Open smadha opened 8 years ago
Actually we can try a much simple way. We expand training pairs with features of question and users.
invited_info_train.txt
Q_1 U_1 0
Q_2 U_2 1
..
..
Q_n U_n 0
Final training data -
Q_1F_1 Q_1F_2 Q_1F_3 U_1F_1 U_1F_2 U_1F_3 U_1F_4 0
Q_2F_1 Q_2F_2 Q_2F_3 U_2F_1 U_2F_2 U_2F_3 U_2F_4 1
..
..
Q_nF_1 Q_nF_2 Q_nF_3 U_nF_1 U_nF_2 U_nF_3 U_nF_4 0
We can now train any classifier like BDT, SVM and get a model.
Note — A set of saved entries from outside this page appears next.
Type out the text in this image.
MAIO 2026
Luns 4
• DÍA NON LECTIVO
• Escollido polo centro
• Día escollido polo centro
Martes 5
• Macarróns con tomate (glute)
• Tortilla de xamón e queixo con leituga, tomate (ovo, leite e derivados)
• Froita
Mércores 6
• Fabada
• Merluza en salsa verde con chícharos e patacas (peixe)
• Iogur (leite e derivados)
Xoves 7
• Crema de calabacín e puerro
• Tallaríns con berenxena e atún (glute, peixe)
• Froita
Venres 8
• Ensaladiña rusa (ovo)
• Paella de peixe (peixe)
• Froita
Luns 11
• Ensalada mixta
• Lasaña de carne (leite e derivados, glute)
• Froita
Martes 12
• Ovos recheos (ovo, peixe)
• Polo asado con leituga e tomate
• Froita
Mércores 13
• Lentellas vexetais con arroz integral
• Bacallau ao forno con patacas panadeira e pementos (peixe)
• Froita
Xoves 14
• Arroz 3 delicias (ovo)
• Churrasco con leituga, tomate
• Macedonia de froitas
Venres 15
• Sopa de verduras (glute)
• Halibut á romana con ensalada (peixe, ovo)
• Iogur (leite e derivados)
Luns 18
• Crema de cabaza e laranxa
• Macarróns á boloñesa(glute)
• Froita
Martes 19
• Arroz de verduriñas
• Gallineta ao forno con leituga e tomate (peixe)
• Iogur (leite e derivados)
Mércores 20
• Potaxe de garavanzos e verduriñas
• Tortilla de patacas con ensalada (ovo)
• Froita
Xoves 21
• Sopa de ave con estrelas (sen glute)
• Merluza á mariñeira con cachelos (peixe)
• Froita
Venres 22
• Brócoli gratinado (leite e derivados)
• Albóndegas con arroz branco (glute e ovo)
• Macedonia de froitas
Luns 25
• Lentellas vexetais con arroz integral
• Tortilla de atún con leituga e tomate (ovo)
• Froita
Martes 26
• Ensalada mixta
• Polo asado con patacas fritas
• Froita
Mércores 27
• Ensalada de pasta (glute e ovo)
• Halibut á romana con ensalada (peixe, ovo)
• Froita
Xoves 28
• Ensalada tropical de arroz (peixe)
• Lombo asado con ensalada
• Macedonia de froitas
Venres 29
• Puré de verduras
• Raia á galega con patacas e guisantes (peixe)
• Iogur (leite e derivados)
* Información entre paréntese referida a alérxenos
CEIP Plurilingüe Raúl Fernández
Test data can be formed as
Q_iF_1 Q_iF_2 Q_iF_3 U_iF_1 U_iF_2 U_iF_3 U_iF_4
Once we create clusters we can remove bag of word features and replace them with cluster ids. We will create different clusters on basis of Word ID sequence and Character ID sequence in user_info.txt and question_info.txt
For every user, question (U_i,Q_i) pair in test data. Find all the users in training data who have already answered/ignored this question Q_i. let's call then U_a and U_ig From here we can make it a binomial classifier where users who ignored become class 0 and users who answered become class 1.
Similarly we can find all the questions in training data already answered/ignored by user U_i and build a classifier using similar method
Clusters can add as features in this model.